According to the warning letter, FDA investigators observed damaged fruit on the conveyer line after the inspection and sorting, and the firm’s patulin test results indicated levels above 50 parts per billion (ppb). According to the FDA, “Any apples which are rotten, moldy, bruised or damaged should be trimmed or culled from production.”
“FDA recommends you perform a root cause analysis to determine the source of high patulin levels in your apple juice, and implement appropriate CCPs in your HACCP plan accordingly.”
Additional violations observed at Hood River Juice Company were:
- Apples were found stored outside for extended periods without atmospheric or temperature controls in open, wooden bins; Such storage conditions increase the probability of patulin formation, thus resulting in elevated levels of patulin in the finished product.
- Failure to monitor for the condition and cleanliness of food contact surfaces and the prevention of cross-contamination from insanitary objects; “Clumps of apple mash on mesh press bags after cleaning, prior to re-use,” and “Peeling paint with apparent black, mold-like growth on the ceiling above press bags.”
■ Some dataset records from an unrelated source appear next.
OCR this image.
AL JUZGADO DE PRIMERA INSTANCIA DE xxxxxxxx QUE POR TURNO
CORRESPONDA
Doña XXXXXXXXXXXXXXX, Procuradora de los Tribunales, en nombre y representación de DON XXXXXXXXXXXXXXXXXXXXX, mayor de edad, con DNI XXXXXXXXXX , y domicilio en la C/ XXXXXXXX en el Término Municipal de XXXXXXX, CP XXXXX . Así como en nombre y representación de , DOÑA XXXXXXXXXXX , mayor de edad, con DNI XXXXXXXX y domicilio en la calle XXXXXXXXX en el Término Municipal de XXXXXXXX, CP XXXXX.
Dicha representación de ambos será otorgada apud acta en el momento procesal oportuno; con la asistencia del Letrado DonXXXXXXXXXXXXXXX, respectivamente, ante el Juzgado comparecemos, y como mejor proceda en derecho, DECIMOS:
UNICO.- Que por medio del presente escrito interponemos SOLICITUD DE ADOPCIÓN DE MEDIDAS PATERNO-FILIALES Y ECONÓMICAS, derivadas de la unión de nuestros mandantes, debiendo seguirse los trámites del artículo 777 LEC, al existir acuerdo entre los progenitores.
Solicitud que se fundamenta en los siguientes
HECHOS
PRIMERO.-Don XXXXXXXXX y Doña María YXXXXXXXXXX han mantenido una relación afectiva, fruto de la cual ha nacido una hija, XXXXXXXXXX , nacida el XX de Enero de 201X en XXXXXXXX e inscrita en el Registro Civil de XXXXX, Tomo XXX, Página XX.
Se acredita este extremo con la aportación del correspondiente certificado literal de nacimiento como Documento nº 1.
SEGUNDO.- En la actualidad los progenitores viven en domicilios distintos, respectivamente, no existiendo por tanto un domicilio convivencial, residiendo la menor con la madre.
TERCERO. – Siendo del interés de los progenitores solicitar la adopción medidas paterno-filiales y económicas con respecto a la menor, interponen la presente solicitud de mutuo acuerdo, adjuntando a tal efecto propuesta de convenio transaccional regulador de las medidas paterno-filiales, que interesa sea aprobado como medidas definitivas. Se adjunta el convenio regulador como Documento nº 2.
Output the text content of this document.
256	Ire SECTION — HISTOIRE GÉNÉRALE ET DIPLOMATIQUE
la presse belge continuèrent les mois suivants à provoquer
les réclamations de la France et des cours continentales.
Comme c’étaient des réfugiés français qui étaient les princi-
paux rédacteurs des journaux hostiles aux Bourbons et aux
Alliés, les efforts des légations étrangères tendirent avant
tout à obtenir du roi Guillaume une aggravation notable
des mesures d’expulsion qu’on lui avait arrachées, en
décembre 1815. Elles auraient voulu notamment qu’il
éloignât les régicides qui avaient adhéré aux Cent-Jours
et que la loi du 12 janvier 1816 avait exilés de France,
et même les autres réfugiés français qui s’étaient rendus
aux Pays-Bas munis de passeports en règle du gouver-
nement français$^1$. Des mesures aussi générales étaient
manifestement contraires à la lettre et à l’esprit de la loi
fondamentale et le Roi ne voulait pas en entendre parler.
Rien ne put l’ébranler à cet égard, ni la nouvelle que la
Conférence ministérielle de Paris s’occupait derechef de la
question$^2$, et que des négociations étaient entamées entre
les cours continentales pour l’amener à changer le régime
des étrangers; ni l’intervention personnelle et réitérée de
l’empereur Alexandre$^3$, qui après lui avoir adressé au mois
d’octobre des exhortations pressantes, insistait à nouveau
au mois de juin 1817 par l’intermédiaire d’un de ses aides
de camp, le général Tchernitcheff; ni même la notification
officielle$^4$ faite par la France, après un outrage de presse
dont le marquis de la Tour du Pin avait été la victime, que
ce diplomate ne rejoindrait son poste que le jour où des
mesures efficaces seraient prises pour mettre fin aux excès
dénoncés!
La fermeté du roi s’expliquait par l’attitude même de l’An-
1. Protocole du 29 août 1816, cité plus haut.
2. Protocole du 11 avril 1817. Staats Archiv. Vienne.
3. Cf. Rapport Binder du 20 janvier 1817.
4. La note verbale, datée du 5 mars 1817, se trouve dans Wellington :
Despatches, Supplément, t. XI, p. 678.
- The FDA noted the firm’s practice of blending batches of apple juice which their internal testing found contained patulin above 50 ppb with batches of apple juice with patulin less than 50 ppb, to lower the patulin levels in the finished blends; “the FDA considers the deliberate mixing of adulterated food with good food renders the finished product adulterated under the Federal Food, Drug, and Cosmetic Act, regardless of the final concentration of contaminant in the finished product.”
- Failure to monitor conditions and practices during processing with sufficient frequency to ensure conformance with current Good Manufacturing Practice regulations. This included failure to monitor the condition and cleanliness of food contact surfaces, protection of food, food packaging material and food contact surfaces from adulertion.
“You should take prompt action to correct these violations and to establish procedures whereby such violations do not recur,” Miriam R. Burbach, FDA’s Seattle district director wrote. “These actions include, but are not limited to, an injunction.”
FDA asked Hood River Juice Company to respond within 15 days to the April 25 Warning Letter with specifics about how it plans to correct the deviations. “If you cannot complete all corrections before you respond, we expect that you will explain the reason for your delay and state when you will correct any remaining deviations.”
A copy of the warning letter was sent by FDA to the Oregon State Department of Agriculture’s Food Safety Program.